"Existem Venenos Tão sutis que, para conhecer-lhes as propriedades, temos que nos expor ás doenças que causam."

Oscar Wild.

26 outubro 2010

She Is.

Os olhos perdidos no emaranhado dos cabelos se fixavam no nada, deitada imóvel ela tecia dentro de si as lembranças de tantos algos que jamais chegara nem perto de presenciar, revia velhos amigos sem face, beijava bocas sem dono, via fantasmas sem olhos, olhos sem vida, ouvia o murmúrio das arvores, cantava aos timbres de um beija flor, dançava sua valsa muda escalando com as mãos sua redoma de vidro.


Não dormia, tampouco se mantinha acordada, viajava e corria pelos fios despenteados do cabelo que lhe cobria a face, via em cada um o filme da vida daqueles que a circulavam, ao longe uma voz discursava sobre as implicações da má distribuição de renda e da seca no nordeste, lembrou-se de tantas idéias que já teve, idéias que jamais saíram da sua cabeça, nunca se considerou uma boa escritora, sabia que já havia escrito muito mais do que suas mãos transcreveram no papel, em sua cabeça as idéias mais puras e concretas se formatavam e se fundiam em palavras intermitentes, lembrou-se de esquecer-las todas após segundos.
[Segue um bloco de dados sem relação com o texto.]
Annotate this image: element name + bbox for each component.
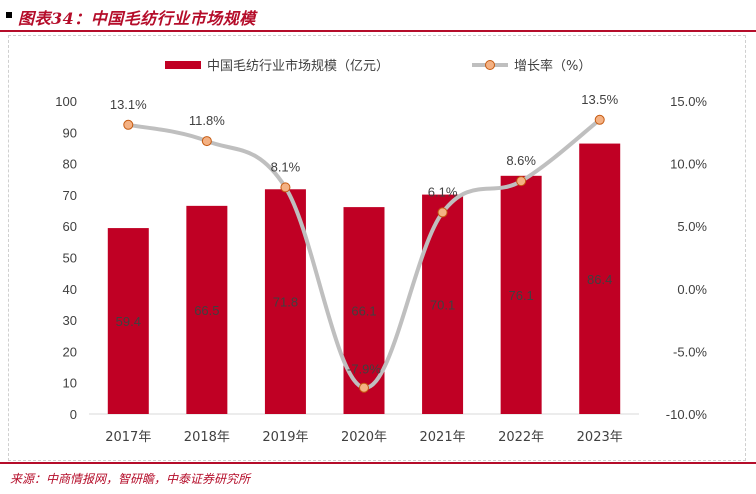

Lembrou de alguns olhares sem dono, alguns com donos que seriam perenes para ela, lembrou de transcrever, escrever e esquecer todos os detalhes de cada um deles, porem sem jamais perder nada do que lhe foi dado.

Sabia onde estava, apenas perdera a conta de quanto tempo já havia passado desde a ultima vez que havia piscado os olhos, se perdera nas inúmeras vidas que já vivenciara desde então, por segundos se esquecia de como se falavam certas palavras, inventava algumas varias para repor aquelas que se tornavam fugitivas, era tão estranha pra si mesma quando para todos aqueles que via diariamente e não conhecia intimamente quase nenhum, sabia das loucuras, os escapes, medos e disfarces de alguns, mas se sentia tão perdida quando se aprofundava em algum em especial que rapidamente migrava de alma e permanecia na ignorância que tanto a agradava.

Sentava-se na primeira carteira da ultima fileira todos os dias, conversava pouco com pessoas que representavam um numero ainda menor, era um fantasma que todos conheciam, alguns preferiam ignorar, outros odiar.

Já foi invejada, já foi outra pessoa completamente diferente, hoje pensava em tantas coisas que não sabia se era a mesma que foi no minuto em que chegou, hoje pensava nele, em algumas elas, não gostava muito de pensar em si, era um egoísmo desperdiçar seu tempo pensando na pessoa que pensava seus pensamentos.

Sabe quem ela é?

Não senhor, se voltar amanhã talvez possa responder sua pergunta.